Estive numa concessionária um dia desses para apreciar um carro 0km. Entrei no veículo, senti o cheirinho da tentação, fui convidado a fazer um test drive, sentei-me à mesa para simular um financiamento a perder de vista e levantei rapidamente. Saí correndo da loja conformado com meu automóvel velho quilômetro depois do choque de realidade. É duro, mas responsável e nada vergonhoso olhar no retrovisor surrado e dizer a si: “Não posso, ainda não cabe no meu orçamento”.
A maioria dos clubes do futebol brasileiro não pensa assim. Cartolas dirigem-se ao shopping da bola, compram, levam calhamaço de boleto para casa e ostentam aparência. Simulei o orçamento do humilde carro dos sonhos em 60 meses — exatamente o tempo que o São Paulo levará para quitar a dívida com Daniel Alves — e desisti. Assim como eu, o clube sabia que não teria condição de pagar o salário combinado em agosto de 2019. Forçou a barra e se deu mal.
O rombo estimado é de R$ 24 milhões. Logo, o São Paulo terá de pagar 60 vezes de R$ 400 mil por mês a Daniel Alves. Detalhe: ele não jogará mais pelo time. Diz a diretoria que poupará R$ 27 milhões com o rompimento. Daniel recebia cerca de R$ 1,5 milhão por mês. O time admitiu calote de R$ 18 milhões, ou seja, economia, mesmo, teria sido não contratá-lo.
O São Paulo tinha fama de clube correto, mas nesse episódio específico de Daniel Alves seguiu à risca o manual de como quebrar um time de futebol.

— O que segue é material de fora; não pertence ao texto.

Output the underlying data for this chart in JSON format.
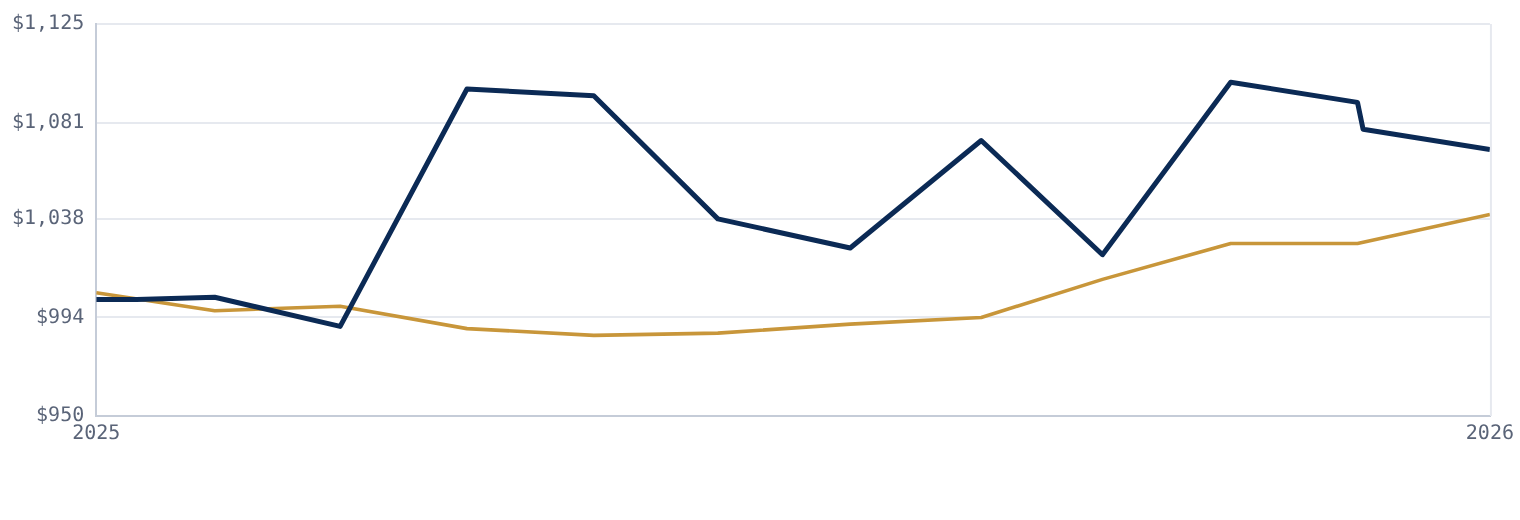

Em vez de emular o Flamengo das eras Eduardo Bandeira de Mello ou Rodolfo Landim, se inspira nas controversas gestões de Kleber Leite, Edmundo dos Santos Silva e Patrícia Amorim. A saída de Daniel Alves do Morumbi é idêntica à das conturbadas rupturas de Romário e Ronaldinho Gaúcho com o Flamengo.
Romário voltou ao Brasil em 1995 para vestir a camisa rubro-negra. Saiu em 1996 para o Valencia, retornou em 1997, e permaneceu na Gávea até 1999. A dívida do Flamengo com o Baixinho atingiu a cifra de R$ 18 milhões e seria paga até 2022. Em 2016, o clube desembolsou R$ 6 milhões na gestão de Bandeira de Mello e encerrou o assunto.
Em 2011, Patrícia Amorim repatriou Ronaldinho Gaúcho sem condição de pagá-lo. O jogador eleito duas vezes melhor do mundo em 2004 e 2005 cobrou R$ 40 milhões de indenização, mas o departamento jurídico acabou com o caso, em 2017, por R$ 17 milhões.
O Flamengo ostenta o badalado elenco atual porque deu passos atrás para resolver perrengues jurídicos comos os de Romário e de Ronaldinho Gaúcho. Abriu mão de “Daniéis Alves” da vida até voltar a ter credibilidade na praça. O São Paulo e outros clubes deveriam seguir esse exemplo. É assim no futebol e na vida. Não dá para comprar carro novo sem ter condição de pagar o boleto.